A soft parse occurs when a session attempts to execute a SQL statement and a usable version of the statement is already in the shared pool, so the statement can be executed immediately. The hard parse is the opposite and an expensive operation. When the soft parse ratio falls much below 80%, investigate whether you can share SQL by using bind variables or force cursor sharing by using the init.ora parameter cursor_sharing (new in Oracle8i Release 8.1.6). Available values are:
ValueComment
exact Only Statements with identical text are allowed to share a cursor (Default)
similiar Statements that may differ in some literals but are otherwise identical are caused to share a cursor, unless the literals affect either the meaning of the statement or the degree to which the plan is optimized (I recommend this for e.g. a low soft parse ratio or high library cache getmiss ratio).
force Even statements that may differ in some literals but are otherwise identical are forced to share a cursor, unless the literals affect the meaning of the statement (since this also means the optimizer cannot predict precise selectivity you should think twice before using this)

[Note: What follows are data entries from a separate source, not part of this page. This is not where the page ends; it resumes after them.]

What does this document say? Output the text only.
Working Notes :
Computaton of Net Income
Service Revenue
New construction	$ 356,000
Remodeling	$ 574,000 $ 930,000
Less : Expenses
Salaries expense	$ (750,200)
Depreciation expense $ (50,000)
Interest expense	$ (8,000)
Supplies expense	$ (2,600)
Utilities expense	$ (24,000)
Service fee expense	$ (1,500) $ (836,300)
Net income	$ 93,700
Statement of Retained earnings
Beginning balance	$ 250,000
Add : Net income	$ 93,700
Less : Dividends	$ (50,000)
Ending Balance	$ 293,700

Since this parameter is dynamic, you may use ALTER SYSTEM to change its value without restarting the instance.

But before drawing any conclusions, compare the soft parse ratio against the actual hard and soft parse rates shown in the Loads Profile. If the rates are low, parsing may not be a significiant issue in your system. Furthermore, investigate the number of Parse CPU to Parse Elapsed below. If this value is low, you may rather have a latch problem.